OTTAWA (Reuters) - Quebec will make a statement on this year’s budget figures on Tuesday, and a report on Monday said the Canadian province’s deficit will be higher than the C$3.9 billion (C$3.7 billion) the government forecast in March.
“Tomorrow I’ll give you the numbers and make a statement on where we are in our economy,” Quebec Finance Minister Raymond Bachand told reporters on Monday, but he would not divulge any details.
‘Basically, the bottom line is Quebec finances are in control and Quebec’s economy is doing much better than its neighbors,” Bachand said following a speech at a conference hosted by Quebec’s securities regulator.
The French-language daily La Presse reported on Monday that Bachand will revise the government’s budget deficit forecast higher on Tuesday, but it did not give more details.
When asked by a reporter how much the deficit would be, Bachand said: “I will speak to that tomorrow. Nice try.”
The predominantly French-speaking province of 7.5 million has been hit by the economic crisis in the United States, its main export market.

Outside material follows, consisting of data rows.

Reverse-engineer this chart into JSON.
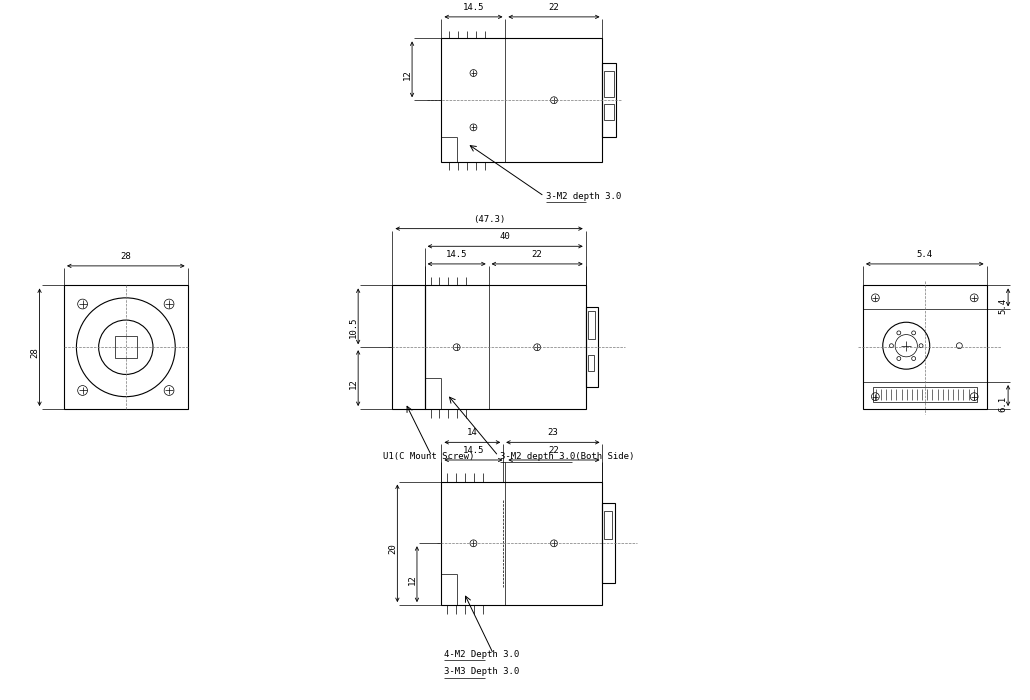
{
  "bg_color": "#ffffff",
  "line_color": "#000000",
  "fs": 6.5,
  "lw_thin": 0.5,
  "lw_med": 0.8,
  "lw_thick": 1.1,
  "notes": {
    "top_note": "3-M2 depth 3.0",
    "side_note1": "3-M2 depth 3.0(Both Side)",
    "side_note2": "U1(C Mount Screw)",
    "bot_note1": "4-M2 Depth 3.0",
    "bot_note2": "3-M3 Depth 3.0"
  },
  "dims": {
    "d145": "14.5",
    "d22": "22",
    "d12": "12",
    "d473": "(47.3)",
    "d40": "40",
    "d105": "10.5",
    "d28": "28",
    "d54": "5.4",
    "d61": "6.1",
    "d14": "14",
    "d23": "23",
    "d20": "20"
  }
}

In late March, then-Finance Minister Monique Jerome-Forget said in her budget that Quebec would stay in the red until the 2013-14 fiscal year.
“(Quebec) is suffering because people are losing their jobs. But comparatively to Ontario, to Canada, to the United States, Quebec is suffering much less and (is) much more stable in this recession than the others around us,” Bachand said.
Ontario, Canada’s most populous province, said last week it would run a record budget deficit of C$24.7 billion in the 2009-10 fiscal year. The projection was 76 percent above the forecast the Ontario government made in its March budget.